Walleye - Walleye fishing has been fair in Ohio waters of the central basin. The best areas were the northern end of the sandbar off Lorain, seven to nine miles north-northeast of Ashtabula in 68 to 70 feet of water, and seven to eight miles north-northeast of Fairport Harbor in 65 to 70 feet of water. Trolling 30 to 50 feet down with spoons or crawler harnesses, using planer boards, jet divers, or dipsy divers have produced the best catches. Fish have ranged from 15 to 24 inches.

Yellow Perch - Yellow perch fishing has been excellent four miles north of Wildwood State Park and Euclid in 51 feet of water, three to four miles north of Ashtabula in 52 feet of water, and two to five miles north between Eastlake and Fairport Harbor in 44 to 60 feet of water. A perch spreader tipped with shiners is the most popular set-up. Fish have ranged from seven to 13 inches.

Steelhead - Steelhead are starting to be caught by casting off of the Fairport Harbor pier, the Chagrin River and Euclid Creek with small spoons or spinners. Fish have ranged from 16 to 28 inches. 

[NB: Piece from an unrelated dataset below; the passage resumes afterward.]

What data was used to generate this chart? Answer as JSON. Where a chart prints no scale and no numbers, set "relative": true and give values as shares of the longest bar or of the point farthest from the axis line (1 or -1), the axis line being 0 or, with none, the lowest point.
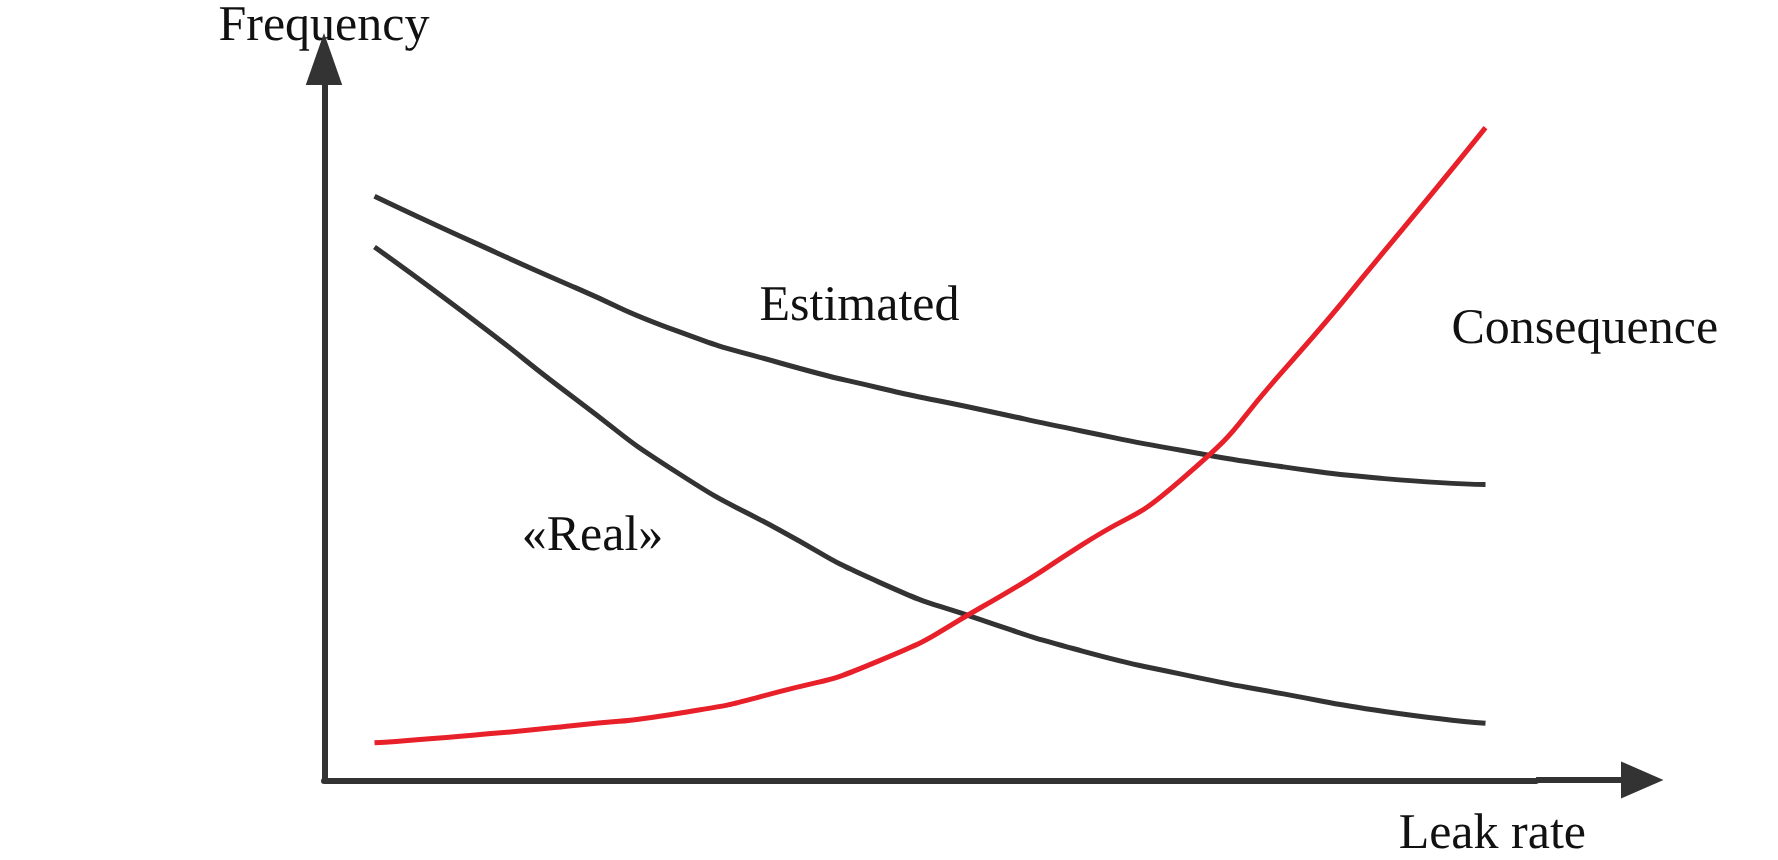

To view the predicted weather forecast for Lake Erie visit: http://weather.noaa.gov/cgi-bin/fmtbltn.pl?file=forecasts/marine/great_lakes/le/lez160.txt

OHIO RIVER
Gallia, Lawrence, Meigs, and Scioto counties - River conditions are clear and normal to low at about 71 degrees Fahrenheit. Some largemouth bass have been caught in the middle and lower pool of the Greenup tailwaters. Try fishing in embayments, near stream confluences, and near warmwater discharges. Spinner baits, jig/pork combinations, and crankbaits are good lures to try. In the R.C. Byrd pool, warmwater discharges and stream confluences in the upper pool as well as the Racine tailwaters are good areas to fish for sauger - try using twister tail jigs and minnows. Sauger and hybrid striped bass have also been caught on big creek chubs or any deep-diving bait that resemble minnows. For hybrid striped bass and channel catfish stay in any of the tailwaters. Channel cats are being caught on cut bait, live shad, chicken livers and worms.


----------